Talvez tenha sido a casa vazia. Talvez tenha sido essa sobrevivência, talvez tenha sido o meu caminho até aqui, até ao hoje. Talvez fosse o Adamastor que gritava lá fora fazendo a minha casa tremer, abanar e gritar como se algo desesperante estivesse a acontecer. Talvez tenha sido o meu olhar atento à fechadura que quis, tal como o meu coração, ceder. Talvez tenham sido as janelas que pareciam querer explodir, tal como o meu estômago. Pode ter sido isto tudo, ou posso ter sido só eu a perder os pés do chão, mas foram nomes que surgiram na minha cabeça quando o mundo me pedia para aguentar.
É quando te falta o Norte que as tuas pessoas se tornam em Sul. Não interessam as coordenadas quando estamos a falar da essência. Do que somos, de quem somos e do que amamos. A Mariana ensinava-me a respirar, a Joana olhava-me atenta e obrigava-me a racionalizar. A preocupação vinha de todas as partes do mundo e eu senti-me a enlouquecer e rica. Uma louca feliz por ter a quem ligar. Uma louca feliz por ter nomes de quem lembrar, que me decoram a alma e me acalmam o coração. Mesmo quando – principalmente quando – o mundo parece querer acabar.

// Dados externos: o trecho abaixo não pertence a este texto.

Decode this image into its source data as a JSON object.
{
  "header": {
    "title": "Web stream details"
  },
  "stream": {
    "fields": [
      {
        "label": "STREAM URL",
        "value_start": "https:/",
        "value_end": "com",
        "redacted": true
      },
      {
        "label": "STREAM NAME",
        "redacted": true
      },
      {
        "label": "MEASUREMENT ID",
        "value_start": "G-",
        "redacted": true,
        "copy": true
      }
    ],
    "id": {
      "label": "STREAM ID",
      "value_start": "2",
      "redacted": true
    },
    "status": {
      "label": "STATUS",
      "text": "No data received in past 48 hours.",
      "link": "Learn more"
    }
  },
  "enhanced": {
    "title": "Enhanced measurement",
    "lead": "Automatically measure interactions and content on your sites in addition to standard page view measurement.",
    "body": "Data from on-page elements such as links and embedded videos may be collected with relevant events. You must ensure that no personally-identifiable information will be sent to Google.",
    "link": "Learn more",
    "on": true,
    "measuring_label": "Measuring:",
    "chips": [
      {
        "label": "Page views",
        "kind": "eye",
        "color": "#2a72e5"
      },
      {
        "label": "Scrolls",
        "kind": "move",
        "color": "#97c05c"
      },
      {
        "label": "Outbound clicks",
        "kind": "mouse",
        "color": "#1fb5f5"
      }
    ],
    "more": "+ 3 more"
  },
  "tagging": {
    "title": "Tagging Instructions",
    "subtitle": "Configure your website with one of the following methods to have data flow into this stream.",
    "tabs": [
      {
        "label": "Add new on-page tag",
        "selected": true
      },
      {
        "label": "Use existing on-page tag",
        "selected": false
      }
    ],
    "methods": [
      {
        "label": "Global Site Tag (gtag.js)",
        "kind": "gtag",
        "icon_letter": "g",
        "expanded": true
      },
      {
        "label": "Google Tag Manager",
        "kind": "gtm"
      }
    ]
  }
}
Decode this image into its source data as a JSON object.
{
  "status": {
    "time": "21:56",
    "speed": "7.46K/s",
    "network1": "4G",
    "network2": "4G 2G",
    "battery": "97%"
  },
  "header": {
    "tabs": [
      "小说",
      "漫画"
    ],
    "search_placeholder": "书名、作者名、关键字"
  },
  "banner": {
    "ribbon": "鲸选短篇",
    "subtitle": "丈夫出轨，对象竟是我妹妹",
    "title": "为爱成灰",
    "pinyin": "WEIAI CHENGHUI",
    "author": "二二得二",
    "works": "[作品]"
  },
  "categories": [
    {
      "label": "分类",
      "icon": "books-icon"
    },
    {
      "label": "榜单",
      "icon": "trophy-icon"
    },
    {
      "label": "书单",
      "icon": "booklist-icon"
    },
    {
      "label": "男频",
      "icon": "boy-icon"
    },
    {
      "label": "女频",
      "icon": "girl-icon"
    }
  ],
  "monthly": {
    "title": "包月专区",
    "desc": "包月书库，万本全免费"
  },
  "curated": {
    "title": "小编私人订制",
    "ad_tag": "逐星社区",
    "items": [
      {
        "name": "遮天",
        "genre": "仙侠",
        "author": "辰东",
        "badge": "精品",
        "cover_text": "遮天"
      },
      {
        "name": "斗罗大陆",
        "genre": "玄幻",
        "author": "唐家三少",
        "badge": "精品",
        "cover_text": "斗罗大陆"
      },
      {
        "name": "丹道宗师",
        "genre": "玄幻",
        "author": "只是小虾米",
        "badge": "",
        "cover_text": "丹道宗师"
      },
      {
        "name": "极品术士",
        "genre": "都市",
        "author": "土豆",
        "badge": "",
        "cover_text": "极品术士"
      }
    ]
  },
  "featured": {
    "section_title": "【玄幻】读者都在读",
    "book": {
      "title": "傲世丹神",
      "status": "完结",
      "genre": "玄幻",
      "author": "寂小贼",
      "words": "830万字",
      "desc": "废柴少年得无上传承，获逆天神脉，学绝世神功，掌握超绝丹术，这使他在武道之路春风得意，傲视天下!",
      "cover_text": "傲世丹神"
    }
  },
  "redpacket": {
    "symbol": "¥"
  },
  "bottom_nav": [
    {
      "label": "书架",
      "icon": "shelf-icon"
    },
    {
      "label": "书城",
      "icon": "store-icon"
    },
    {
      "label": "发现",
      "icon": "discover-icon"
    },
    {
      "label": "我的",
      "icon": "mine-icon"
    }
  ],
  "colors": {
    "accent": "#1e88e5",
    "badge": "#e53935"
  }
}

É. Desta vez o aviso veio em nome de Higos. Veio lembrar-me de que somos um sopro, um sopro de um Adamastor mais ou menos feroz, com mais ou menos vontade. Somos um sopro da noite para o dia, de uma hora para a outra. Veio, uma vez mais, dizer-me que somos os nomes que penduramos nas nossas portas, na nossa vida. Somos por quem somos lembrados, resumimo-nos ao que de bom fizemos, ao outro, sempre ao outro e ao mundo. Que ninguém é sozinho. Mesmo numa casa vazia, no meio de uma tempestade, do outro lado do mundo. Veio lembrar que no cuidado, lembrança e amor não há fronteiras, que o nosso tempo é dos nossos, os que se lembram, os que cuidam, os que querem saber. É lá, no coração do outro, que vivemos eternos. É também lá que mora a nossa beleza, o nosso amor.
Filipa!
Coragem!
Gostei muito de ler. Compreendo bem o susto, a preocupação. A realidade deve ser transmitida. Para aliviar dessa carga tempestuosa, mas também para alertar para fenómenos mais frequentes e de intensidade maior.
Recuperação rápida, tudo de bom,
Rui
Parabéns pelo texto…..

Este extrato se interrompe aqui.